Smart Lighting for City Services (SLCS) is an activity in the Smart Spaces Action Line of the EIT ICT Labs.
Due to the LEDification trend, many new luminaire manufacturers entered the outdoor lighting market (Samsung, OSRAM) resulting in aggressive pricing. However, the vast majority is providing solutions for functional lighting, a few offer sensor-driven light control while none target the integration of sensors for city monitoring. Currently a lot of different companies are on the market providing sub-systems like environmental monitoring stations (La Crosse, Jacob Jensen) or information for city services through data analytics (Google, TomTom and IBM). However, such deployments are costly and scarce resulting in limited spatial coverage and providing information on a very rough scale. In such, the competition within the smart city ecosystem remains fragmented, without the availability of an end-to-end solution. The EIT ICTLabs activity “Smart Lighting for City Services” will differentiate by providing a complete smart lighting infrastructure, from functional lighting to new digital service propositions for smart cities. Its main goals of the SLCS project are to:
TU/e has been investigating the use of data analysis and machine learning for smart distributed indoor lighting solutions. Within SLCS TU/e makes use of this experience to adapt and apply machine learning algorithms in the context of smart city services. In particular, it focuses on designing, implementing and evaluating a Smart City Sensing Platform for gathering, storing and analyzing large amounts of data streaming from sensors deployed around the city.

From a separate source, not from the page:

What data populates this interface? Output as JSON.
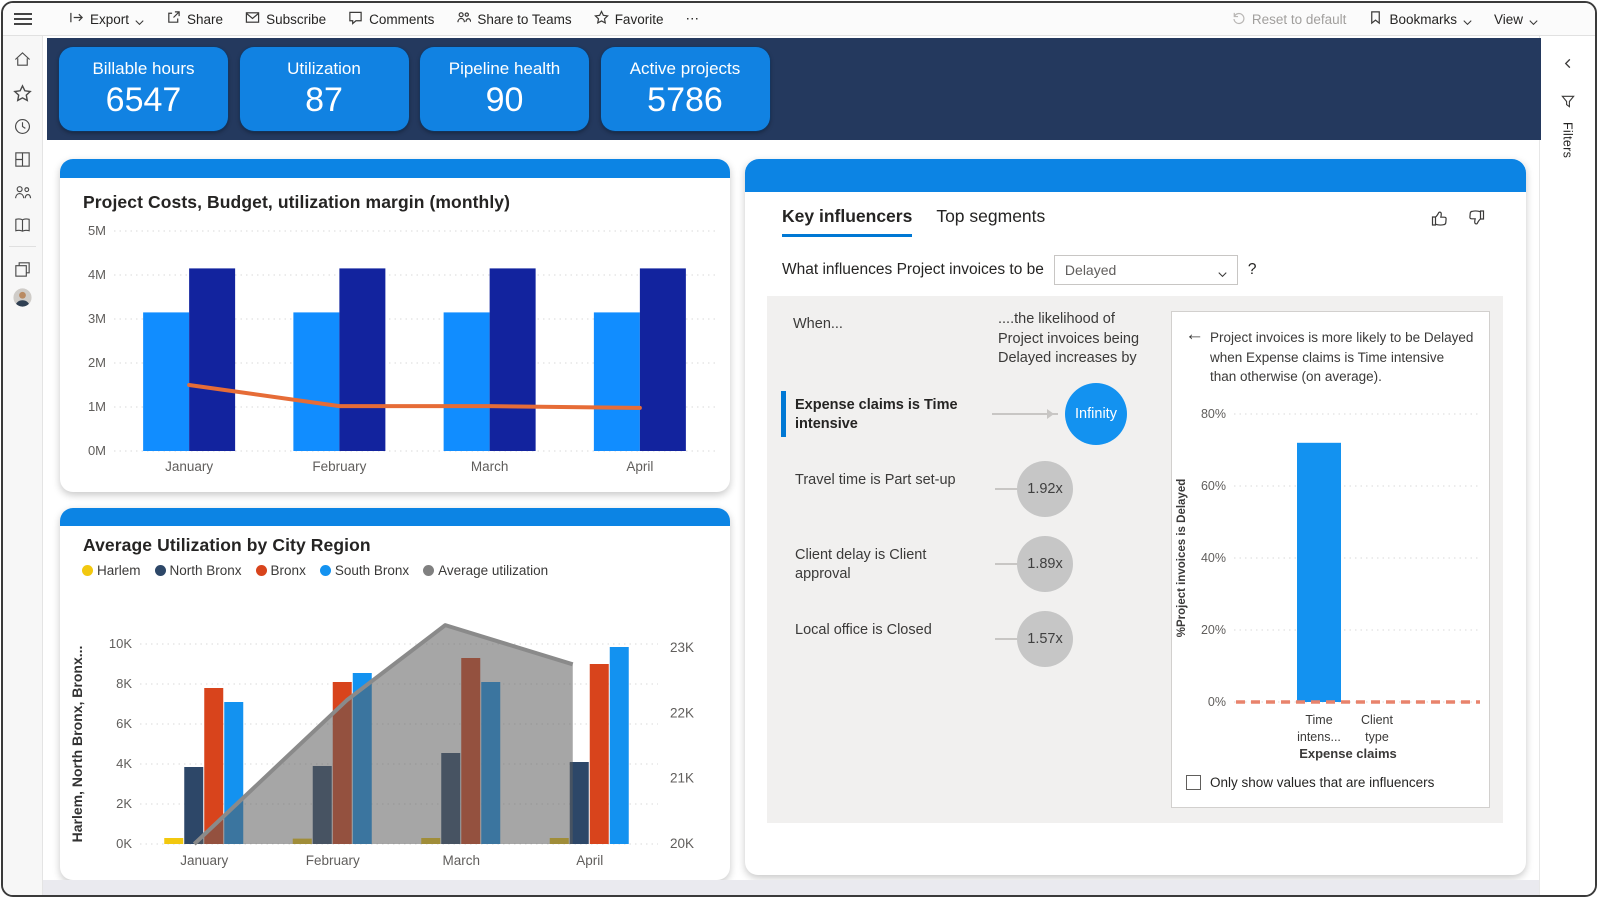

The selected use case for this work is predicting the number of people in Stratumseind, a bar district in Eindhoven. Several stake holders are interested in being able to anticipate the number of visitors in that area, including the bar owners, police, hospitals and cleaning services, for plannning their resources and personnel. The TU/e will use several data sources (e.g. cameras counting people entering and leaving the area, weather, special events) to make the predictions.